According to most pundits, former New York City Mayor Mike Bloomberg had a particularly poor showing in the Democratic primary debate in Nevada on Wednesday, the first presidential debate in which the billionaire candidate has participated during the 2020 cycle.
That underwhelming performance has already begun to be reflected in the polls, as Morning Consult found that Bloomberg had fallen three percentage points in support among potential Democratic primary voters following the debate, the only candidate to see a change that fell outside of the margin of error.
Bloomberg drops in wake of Nevada debate
The Morning Consult pollsters queried more than 2,600 potential Democratic primary voters, with a margin of error of around 2%, in the days both before and after the Nevada debate and found that Mayor Bloomberg was the only candidate to see a substantial statistical change in support.
Prior to the debate, Bloomberg was sitting in second place among the candidates with 20% support among voters, trailing only Sen. Bernie Sanders (I-VT) at 28% support.
After the debate, however, Bloomberg’s support dipped three points to 17%, dropping him to third place behind former Vice President Joe Biden, whose 19% support had remained unchanged. Sanders, meanwhile, gained a couple of points and saw his support increase to 30%.
Ground lost among almost all subgroups
Looking at Bloomberg’s favorable rating among various demographic subgroups among Democratic voters, Morning Consult found that Bloomberg’s decline in support was virtually across the board, save among self-identified “conservative” Democrats, the only subgroup that saw a minuscule net change in the form of a two-point increase.
Bloomberg’s biggest decline came among “moderate” Democrats among whom he saw a net change of -30 points in his favorability rating, a stunning development within the key demographic he is targeting for support in the race.
Overall, Bloomberg had a net change of -20 points in his favorability rating among all Democrats. This occurred despite his having spent hundreds of millions of his own dollars in an advertising blitzkrieg over the past month or so.
Signs of a downward trend
As of now, the Morning Consult is the only major polling firm to publish post-debate results and has yet to be included in the nationwide RealClearPolitics average of polls, which has Bloomberg ranked in third place nationally with 15.2% support, trailing Sanders (28.7%) and Biden (17.3%).

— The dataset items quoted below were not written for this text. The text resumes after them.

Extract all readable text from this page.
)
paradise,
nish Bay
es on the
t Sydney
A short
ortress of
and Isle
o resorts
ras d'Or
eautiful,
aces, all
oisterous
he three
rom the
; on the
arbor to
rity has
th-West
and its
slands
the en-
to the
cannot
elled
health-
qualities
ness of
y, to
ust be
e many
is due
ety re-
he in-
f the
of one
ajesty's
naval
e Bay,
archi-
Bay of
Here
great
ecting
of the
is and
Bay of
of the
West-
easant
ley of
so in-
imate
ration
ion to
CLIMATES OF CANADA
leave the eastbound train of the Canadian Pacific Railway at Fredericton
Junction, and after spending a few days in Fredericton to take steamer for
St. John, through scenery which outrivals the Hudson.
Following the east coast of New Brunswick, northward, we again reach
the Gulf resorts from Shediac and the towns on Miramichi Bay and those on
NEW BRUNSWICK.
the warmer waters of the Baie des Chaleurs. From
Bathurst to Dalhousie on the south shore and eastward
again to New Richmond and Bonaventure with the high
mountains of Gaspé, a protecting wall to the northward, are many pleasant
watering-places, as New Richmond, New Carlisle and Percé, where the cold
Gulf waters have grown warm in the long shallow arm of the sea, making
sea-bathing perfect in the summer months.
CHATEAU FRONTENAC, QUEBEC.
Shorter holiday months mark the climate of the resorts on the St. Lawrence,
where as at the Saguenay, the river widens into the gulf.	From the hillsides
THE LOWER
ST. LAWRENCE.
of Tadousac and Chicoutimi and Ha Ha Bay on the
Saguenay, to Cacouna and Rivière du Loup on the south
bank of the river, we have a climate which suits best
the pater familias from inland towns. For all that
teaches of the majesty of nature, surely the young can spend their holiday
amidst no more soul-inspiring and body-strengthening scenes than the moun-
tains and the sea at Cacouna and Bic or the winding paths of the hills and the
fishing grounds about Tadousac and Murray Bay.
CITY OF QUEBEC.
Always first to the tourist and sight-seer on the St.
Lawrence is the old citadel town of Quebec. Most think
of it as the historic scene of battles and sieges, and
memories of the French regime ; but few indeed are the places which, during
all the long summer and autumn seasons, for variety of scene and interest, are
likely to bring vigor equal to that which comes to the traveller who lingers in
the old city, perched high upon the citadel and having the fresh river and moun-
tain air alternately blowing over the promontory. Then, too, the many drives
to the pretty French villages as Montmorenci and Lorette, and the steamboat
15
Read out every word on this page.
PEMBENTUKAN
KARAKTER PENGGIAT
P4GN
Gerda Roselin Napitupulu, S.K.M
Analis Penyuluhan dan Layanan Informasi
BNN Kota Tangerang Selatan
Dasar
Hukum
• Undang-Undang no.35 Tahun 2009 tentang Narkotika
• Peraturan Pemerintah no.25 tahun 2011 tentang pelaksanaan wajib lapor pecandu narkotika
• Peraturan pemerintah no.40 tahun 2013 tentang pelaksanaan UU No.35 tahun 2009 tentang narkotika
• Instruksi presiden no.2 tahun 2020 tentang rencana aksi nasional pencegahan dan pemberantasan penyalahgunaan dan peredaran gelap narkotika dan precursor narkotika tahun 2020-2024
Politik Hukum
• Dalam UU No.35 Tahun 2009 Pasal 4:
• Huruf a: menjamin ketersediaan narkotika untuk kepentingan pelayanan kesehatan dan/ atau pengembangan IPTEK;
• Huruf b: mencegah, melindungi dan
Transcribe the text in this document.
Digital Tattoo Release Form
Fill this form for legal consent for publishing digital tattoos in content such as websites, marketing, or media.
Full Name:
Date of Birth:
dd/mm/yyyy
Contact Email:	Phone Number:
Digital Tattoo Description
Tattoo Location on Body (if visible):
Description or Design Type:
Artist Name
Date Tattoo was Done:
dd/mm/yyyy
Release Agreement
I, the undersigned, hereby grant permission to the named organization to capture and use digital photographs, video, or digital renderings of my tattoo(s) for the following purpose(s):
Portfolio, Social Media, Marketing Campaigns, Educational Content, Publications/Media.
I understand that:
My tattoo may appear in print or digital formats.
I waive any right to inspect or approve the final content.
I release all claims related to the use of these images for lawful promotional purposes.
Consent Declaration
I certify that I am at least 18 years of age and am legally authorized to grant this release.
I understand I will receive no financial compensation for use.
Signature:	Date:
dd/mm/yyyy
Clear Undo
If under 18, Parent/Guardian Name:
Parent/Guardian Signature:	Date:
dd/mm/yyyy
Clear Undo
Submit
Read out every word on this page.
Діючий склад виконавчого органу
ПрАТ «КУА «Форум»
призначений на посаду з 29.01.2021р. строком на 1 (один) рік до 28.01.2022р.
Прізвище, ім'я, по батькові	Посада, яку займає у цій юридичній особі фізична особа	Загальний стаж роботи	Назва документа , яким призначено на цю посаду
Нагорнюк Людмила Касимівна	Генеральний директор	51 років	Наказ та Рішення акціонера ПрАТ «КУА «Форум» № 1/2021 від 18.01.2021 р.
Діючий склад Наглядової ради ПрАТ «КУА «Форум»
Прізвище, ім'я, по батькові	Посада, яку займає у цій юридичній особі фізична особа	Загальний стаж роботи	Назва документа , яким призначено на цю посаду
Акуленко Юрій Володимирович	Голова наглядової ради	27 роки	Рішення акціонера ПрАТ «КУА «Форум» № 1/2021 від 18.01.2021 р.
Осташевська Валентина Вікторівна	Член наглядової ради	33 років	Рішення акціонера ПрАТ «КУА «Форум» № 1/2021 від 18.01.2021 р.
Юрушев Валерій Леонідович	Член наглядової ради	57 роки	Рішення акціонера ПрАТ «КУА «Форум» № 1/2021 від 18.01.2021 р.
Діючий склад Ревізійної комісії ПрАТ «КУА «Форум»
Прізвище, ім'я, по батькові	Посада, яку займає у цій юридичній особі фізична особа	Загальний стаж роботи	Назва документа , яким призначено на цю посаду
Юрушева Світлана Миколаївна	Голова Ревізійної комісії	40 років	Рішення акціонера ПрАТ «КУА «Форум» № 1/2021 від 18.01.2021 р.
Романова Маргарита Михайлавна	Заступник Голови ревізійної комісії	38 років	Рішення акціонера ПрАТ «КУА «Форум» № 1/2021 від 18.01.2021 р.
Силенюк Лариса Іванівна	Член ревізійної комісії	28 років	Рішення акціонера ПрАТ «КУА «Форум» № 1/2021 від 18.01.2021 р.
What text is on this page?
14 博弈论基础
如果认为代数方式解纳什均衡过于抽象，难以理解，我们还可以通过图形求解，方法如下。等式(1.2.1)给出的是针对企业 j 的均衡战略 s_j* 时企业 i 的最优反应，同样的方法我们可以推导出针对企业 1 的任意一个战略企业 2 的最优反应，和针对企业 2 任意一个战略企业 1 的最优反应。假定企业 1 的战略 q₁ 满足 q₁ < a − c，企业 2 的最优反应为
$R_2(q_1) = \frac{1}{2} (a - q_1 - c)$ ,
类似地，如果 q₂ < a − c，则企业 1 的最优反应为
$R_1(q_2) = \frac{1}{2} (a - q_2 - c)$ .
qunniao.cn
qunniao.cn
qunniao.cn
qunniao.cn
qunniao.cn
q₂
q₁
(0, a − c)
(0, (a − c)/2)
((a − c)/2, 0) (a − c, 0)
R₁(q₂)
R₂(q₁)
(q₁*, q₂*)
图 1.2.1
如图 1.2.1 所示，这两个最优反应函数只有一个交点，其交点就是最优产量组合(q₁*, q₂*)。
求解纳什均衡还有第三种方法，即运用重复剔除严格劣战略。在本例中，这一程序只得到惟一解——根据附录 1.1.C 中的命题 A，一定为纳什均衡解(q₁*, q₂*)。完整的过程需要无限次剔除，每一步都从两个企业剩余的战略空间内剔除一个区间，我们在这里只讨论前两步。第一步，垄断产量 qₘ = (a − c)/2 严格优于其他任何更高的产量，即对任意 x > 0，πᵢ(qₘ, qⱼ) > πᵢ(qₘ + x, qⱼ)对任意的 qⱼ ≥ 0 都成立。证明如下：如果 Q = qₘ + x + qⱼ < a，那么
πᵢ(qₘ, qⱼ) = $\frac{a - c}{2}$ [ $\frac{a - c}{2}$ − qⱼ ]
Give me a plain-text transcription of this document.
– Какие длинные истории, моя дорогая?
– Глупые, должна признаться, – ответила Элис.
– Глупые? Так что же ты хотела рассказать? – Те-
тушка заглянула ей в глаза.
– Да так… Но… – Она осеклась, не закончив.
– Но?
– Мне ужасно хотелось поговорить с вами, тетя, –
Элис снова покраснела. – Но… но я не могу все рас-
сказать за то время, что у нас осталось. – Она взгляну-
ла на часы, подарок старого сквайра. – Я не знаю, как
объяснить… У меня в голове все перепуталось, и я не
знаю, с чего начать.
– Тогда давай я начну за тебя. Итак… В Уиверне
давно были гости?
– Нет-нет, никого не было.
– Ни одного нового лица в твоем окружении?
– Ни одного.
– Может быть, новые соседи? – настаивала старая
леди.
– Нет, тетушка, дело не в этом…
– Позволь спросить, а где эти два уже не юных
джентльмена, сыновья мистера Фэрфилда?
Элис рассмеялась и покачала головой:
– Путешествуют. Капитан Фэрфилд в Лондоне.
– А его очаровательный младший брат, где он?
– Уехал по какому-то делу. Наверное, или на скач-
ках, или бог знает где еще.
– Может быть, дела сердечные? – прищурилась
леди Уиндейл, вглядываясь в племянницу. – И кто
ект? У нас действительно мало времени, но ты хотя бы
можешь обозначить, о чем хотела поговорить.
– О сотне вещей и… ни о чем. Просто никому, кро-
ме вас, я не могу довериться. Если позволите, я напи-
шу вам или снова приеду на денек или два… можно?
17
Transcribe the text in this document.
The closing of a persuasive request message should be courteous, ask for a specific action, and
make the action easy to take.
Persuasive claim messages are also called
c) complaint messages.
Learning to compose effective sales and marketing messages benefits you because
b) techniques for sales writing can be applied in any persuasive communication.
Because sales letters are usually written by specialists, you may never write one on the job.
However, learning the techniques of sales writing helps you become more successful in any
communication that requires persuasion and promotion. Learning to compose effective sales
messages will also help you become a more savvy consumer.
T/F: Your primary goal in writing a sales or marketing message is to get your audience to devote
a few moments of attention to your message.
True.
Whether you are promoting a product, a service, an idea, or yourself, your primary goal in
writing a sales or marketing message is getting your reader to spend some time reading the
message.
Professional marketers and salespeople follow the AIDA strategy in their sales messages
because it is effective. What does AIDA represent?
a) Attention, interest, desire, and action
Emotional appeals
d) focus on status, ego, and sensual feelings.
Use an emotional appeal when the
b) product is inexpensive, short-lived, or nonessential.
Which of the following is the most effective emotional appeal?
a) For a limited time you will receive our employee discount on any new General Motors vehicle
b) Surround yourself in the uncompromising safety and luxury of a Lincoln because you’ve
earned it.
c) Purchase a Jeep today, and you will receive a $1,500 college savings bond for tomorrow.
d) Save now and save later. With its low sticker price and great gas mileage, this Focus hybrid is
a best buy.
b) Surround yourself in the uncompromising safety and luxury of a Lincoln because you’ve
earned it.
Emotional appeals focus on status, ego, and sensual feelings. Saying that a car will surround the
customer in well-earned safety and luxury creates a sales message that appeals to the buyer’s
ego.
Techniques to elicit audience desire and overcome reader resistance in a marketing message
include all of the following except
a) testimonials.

That said, even the RCP average of pre-debate polls was showing the slightest downturn for Bloomberg, as he had dropped nearly a point from the 16.1% support he registered on Feb. 19, the day of the debate.
Given Bloomberg’s late entrance into the race, his name won’t be on the ballot in either the Nevada caucuses this Saturday or in the South Carolina primary the following Saturday, and it won’t be until the Super Tuesday elections in a handful of states across the country on March 3 that voters will actually get the chance to officially weigh in on his and others’ candidacies.
It remains to be seen if the damage he sustained in the Nevada debate — not to mention his performance in an upcoming South Carolina debate — impacts his support level prior to Super Tuesday, but if early indications from Morning Consult and the RCP average hold true, his campaign for the White House may have already peaked.